Quando Miles, o grande Miles Davis ainda vivia e estava tocando todo tipo de música, algumas pessoas o criticavam por suas mudanças, suas adaptações, suas criações. E Miles, sendo Miles, disse “Só há dois tipos de música – boa e ruim”. Pois bem, existem dois tipos de rap, bom e ruim. A música que te prende obviamente é a boa. A que não te alcança é ruim para você. Mas eu entendo que não se componha para pessoas de sua idade ou para minha idade. Compõe-se para gente mais jovem.

Michael > Sim, sim.

Mumia < Tenho outra citação. Do livro de Jay-Z, “Decoded” (Decifrado). Esta citação me impressionou porque penso que nos diz muito: “Penso que nós, os rappers, os DJs, os produtores fomos capazes de contrabandear algo da magia daquela civilização moribunda em nossa música e usá-la para construir um novo mundo. Éramos meninos sem pais. Por isso encontramos nossos pais na cera, nas ruas e na história. Em certo sentido, isto é um presente. Podemos escolher os antepassados que haviam inspirado o mundo que íamos criar para nós mesmos. Era parte do espírito e valores dos tempos e do lugar e se incorporou na cultura que nós criamos. Já se tinham partido nossos pais. Normalmente, se recuperaram. Mas tomamos seus velhos discos e os usamos para construir algo fresco”.

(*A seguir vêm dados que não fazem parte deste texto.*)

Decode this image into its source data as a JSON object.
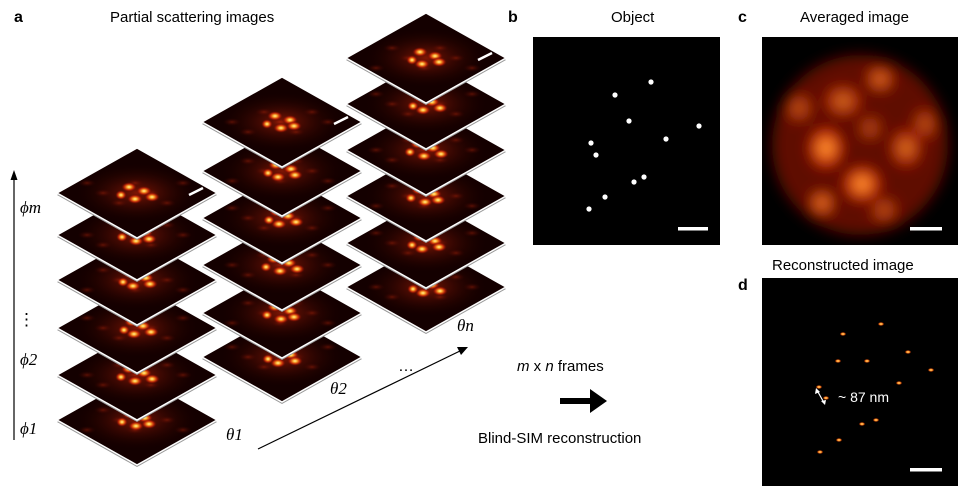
{
  "panels": {
    "a": {
      "letter": "a",
      "title": "Partial scattering images"
    },
    "b": {
      "letter": "b",
      "title": "Object"
    },
    "c": {
      "letter": "c",
      "title": "Averaged image"
    },
    "d": {
      "letter": "d",
      "title": "Reconstructed image",
      "annotation": "~ 87 nm"
    }
  },
  "axes": {
    "phi_m": "ϕm",
    "phi_2": "ϕ2",
    "phi_1": "ϕ1",
    "vdots": "⋮",
    "theta_1": "θ1",
    "theta_2": "θ2",
    "theta_n": "θn",
    "hdots": "…"
  },
  "flow": {
    "frames_m": "m",
    "frames_x": " x ",
    "frames_n": "n",
    "frames_rest": " frames",
    "reconstruction": "Blind-SIM reconstruction"
  },
  "colors": {
    "scatter_glow": "#ff7a1a",
    "scatter_core": "#ffe066",
    "object_dot": "#ffffff",
    "recon_dot": "#ff9a2a",
    "background": "#000000"
  }
}
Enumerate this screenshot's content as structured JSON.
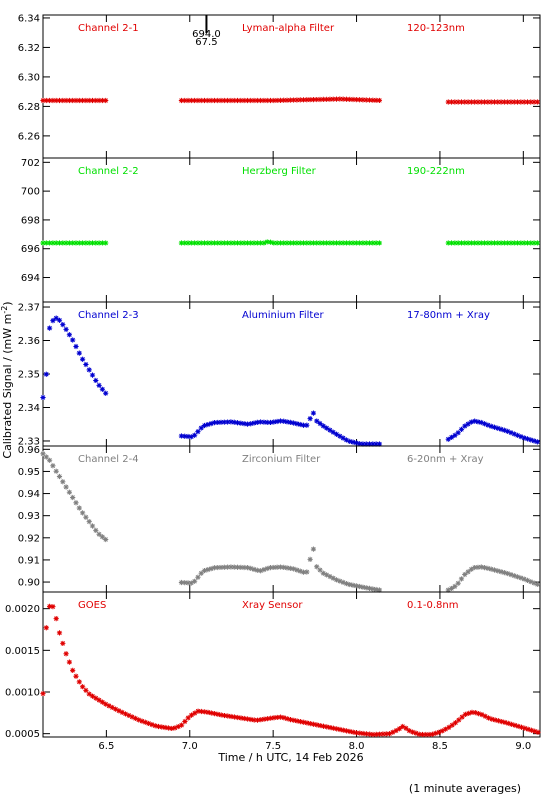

Isto é poderoso em muitos níveis.

Michael > Sim, é sim. Nunca imaginei que chegaria o dia quando estaria citando Mumia e Jay-Z ao mesmo tempo, mas é exatamente o que vou fazer. Mumia, você mencionou que há bom rap e mal rap. Qual sua posição sobre a chamada vulgaridade, a profanidade que vem até dos chamados rappers conscientes ou progressistas? Vê isso como algo desfavorável, algo negativo?

Mumia < Bem, eu não sou doutrinário sobre isso, por haver estado perto do pessoal do MOVE durante tantos anos, me acostumei a escuta-los usar o que se chama de “profanidade”. Mas eles dizem que não há nada mais profano que uma bomba, uma bomba atômica ou uma bomba de hidrogênio. Há gente que as constrói e as utiliza e isto não é entendido como uma profanidade. Por outro lado, se escuta uma palavra, te tiram uma onda. Eles queriam dizer que as palavras seguramente tem seu poder, mas os governos e estados tem outro tipo de poder e usam sua lei, seus exércitos, seus policiais e tudo para impor um tipo de obscenidade às pessoas diariamente. E suas ações não se entendem como obscenidade. A mim não me molestam as palavras porque todos as usamos. A questão é para quê.

Michael > Falando das palavras, sei que as usa para falar dos grandes músicos que você como jornalista entrevistou, entre eles Bob Marley. Conte-nos sobre isto.

Mumia < Uau! Em que ano foi?  1980, creio. Ele havia chegado a Filadélfia e se encontrava em um hotel na cidade. Falei com seu agente e consegui uma entrevista. Fui ao hotel com uns irmãos e, como te direi? Compartimos o sagrado sacramento.

Michael > (risos) Ah sim, a comunhão, como não.

Mumia < Tremendo. Poderoso. (risos) Bob Marley era uma alma realmente linda. Uma alma amorosa negra. Uma alma amorosa do mundo. Fizemos uma entrevista de mais ou menos vinte minutos.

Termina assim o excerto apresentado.